The  Wrangell Formation, Pt 4
Wesley Dunkle  -- Chapter 2 of "Legacy of the Chief"

 
 

      “Where was I?  Oh yes. I first heard about the building of the Copper River and Northwestern Railway and of the fabulously rich Bonanza copper mine while I was working at an iron mine in Minnesota.  I wanted to become a part of it. It was the copper which first brought me to Alaska.   In 1914 I made the first detailed study of the geology of the ore occurrences at Kennecott while employed as a field exploration engineer.  It was my study which determined that the ore bodies ran primarily to the northeast as massive bodies of chalcocite ore.   This was important later because it meant that Kennecott had to consider the possibility that it was sharing the same orebody with an adjacent mine on the opposite ridge facing McCarthy Creek.  This was the Mother Lode Mine.  The Mother Lode camp was actually sitting on the Bonanza-Motherlode vein, though the owners of the company did not realize it at the time.  The Mother Lode ultimately extended the life of the Kennecott mine system by many years.

      “Back to the topic of the terranes.  Let me show you on this map.”

 

AK minerals
Mineral Deposits in Alaska

      Behind him was a large United States Geological Survey map showing mineral occurrences in Alaska.

       “The mountains of volcanic origin which concern us are those of the western part of the Wrangells, which  were all formed within the last four million years.  The Wrangells extend over an  area beginning a few miles east of the Copper River--here-- and continuing  past the  eastern Alaska border into an area of the Yukon Territory known as the Kluane Range--there.  The Wrangells are roughly  bounded to the north and west by the Copper and Slana Rivers and to the south by the Chitina and Nizina Rivers. This is all a part of the Wrangellia Terrane.  The terrane extends well past the Wrangells to include part of the south slopes of the Alaska Range in the area of my own Golden Zone mine,   but it is the Wrangell Mountain formation where we found the unique Kennicott formation which contained those high-grade copper deposits.

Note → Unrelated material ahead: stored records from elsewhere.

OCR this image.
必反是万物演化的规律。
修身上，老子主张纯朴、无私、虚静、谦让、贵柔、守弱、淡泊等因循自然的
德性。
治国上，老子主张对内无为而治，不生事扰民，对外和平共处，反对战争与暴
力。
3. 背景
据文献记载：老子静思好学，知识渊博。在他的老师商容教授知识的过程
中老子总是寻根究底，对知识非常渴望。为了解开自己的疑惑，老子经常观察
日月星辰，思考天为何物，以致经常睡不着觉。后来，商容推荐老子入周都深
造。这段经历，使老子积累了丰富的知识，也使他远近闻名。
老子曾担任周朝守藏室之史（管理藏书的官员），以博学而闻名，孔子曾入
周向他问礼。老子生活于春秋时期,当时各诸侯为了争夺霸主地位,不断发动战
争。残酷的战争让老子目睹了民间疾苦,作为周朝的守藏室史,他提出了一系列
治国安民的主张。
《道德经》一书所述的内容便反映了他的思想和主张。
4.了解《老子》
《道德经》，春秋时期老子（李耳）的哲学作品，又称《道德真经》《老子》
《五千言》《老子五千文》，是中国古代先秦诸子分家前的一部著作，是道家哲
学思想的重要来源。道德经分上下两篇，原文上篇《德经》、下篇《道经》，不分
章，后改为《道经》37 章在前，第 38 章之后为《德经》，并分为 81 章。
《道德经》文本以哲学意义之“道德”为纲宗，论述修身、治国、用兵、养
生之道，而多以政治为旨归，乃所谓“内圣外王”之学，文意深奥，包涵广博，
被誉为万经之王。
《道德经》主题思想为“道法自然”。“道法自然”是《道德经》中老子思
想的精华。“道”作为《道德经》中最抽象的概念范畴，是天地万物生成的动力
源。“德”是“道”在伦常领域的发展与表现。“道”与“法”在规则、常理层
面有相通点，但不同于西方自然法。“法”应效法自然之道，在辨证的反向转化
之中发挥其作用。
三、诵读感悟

      “The south end of the Chitina River valley, which essentially runs east to west, marks the northern edge of  the Chugach coastal range, which extends all the way to the Gulf of Alaska.  Running east to west this takes in an area extending from Yakutat,  to Cordova, Valdez and Seward, and then inland to include Anchorage. 

      “The Copper River is the only river system of such great size to pass through this coastal range. This river is the greatest in south-central Alaska, and includes such tributaries as the Chitina, Nizina, Bremner, Tonsina, Klutina, Tazlina, Gulkana, Gakona, Chistochina, and Slana Rivers.  The Chitina River is easily the equal of the Copper.  It enters the Copper near Chitina.  Both rivers flow through extensive areas of geologically-recent glacial deposits,  as well as  volcanic ash deposition.  As a result these combined rivers  contain an enormous amount of silt which rivals, if not exceeds, that of the more famous Yukon and Tanana Rivers north of the Alaska Range.

      “As late as ten thousand years ago the present-day Copper River valley was largely under the waters of Ahtna Lake.  This extinct, but once enormous water body was blocked along the Chugach Range by massive ice fields.   My guess is that the Miles and Childs Glaciers which face each other at the Million Dollar railroad bridge about fifty miles east of Cordova were at one time locked together as one super ice mass which effectively blocked any drainage from this extensive lake north of the coastal range.  As the last ice age came to an end, these glaciers receded until the lake water was finally able to burst free.   This rapid flood of water probably carved out the Woods Canyon area and began the process of building the Copper River delta area. 

      “The Wrangellia terrane includes  Mounts Wrangell, Blackburn, Sanford, Drum and Regal.   This terrane is a  part of a more complex group which were formed in a tropical environment that was very close to the equator.   We know this because of  the vast amount of marine fossils we have found in the limestone formations which cap the base rocks of this region. 

      There are at least two other distinct terranes in this area.  The composite terrane immediately south of the Wrangellia terrane contains the northern part of the Chugach Range.  It is called a composite terrain because of its  complex origins which point toward the likelihood that it is probably two or more combined terranes. Immediately south of this is the  much younger Yakutat terrane which accreted itself to this part of Alaska in the last 26 million years,  initiating the Wrangell Range volcanic formations.

 

Geology of the Kennecott area

 “The Wrangellia terrane began as a volcanic arc thousands of miles to the south along the  North American continent  300 million years ago.   As the volcanic activity subsided, the resulting rift between the main part of the continent and the arc  caused a massive eruption of basalt lava flows. This included a  significant layer of basalt which has come to be known as the Nicolai greenstone. This name was borrowed  from the great chief himself since he was the one who first revealed the Nicolai Prospect--the discovery which set into motion the prospecting activity which resulted in the discovery of the great Bonanza outcropping.”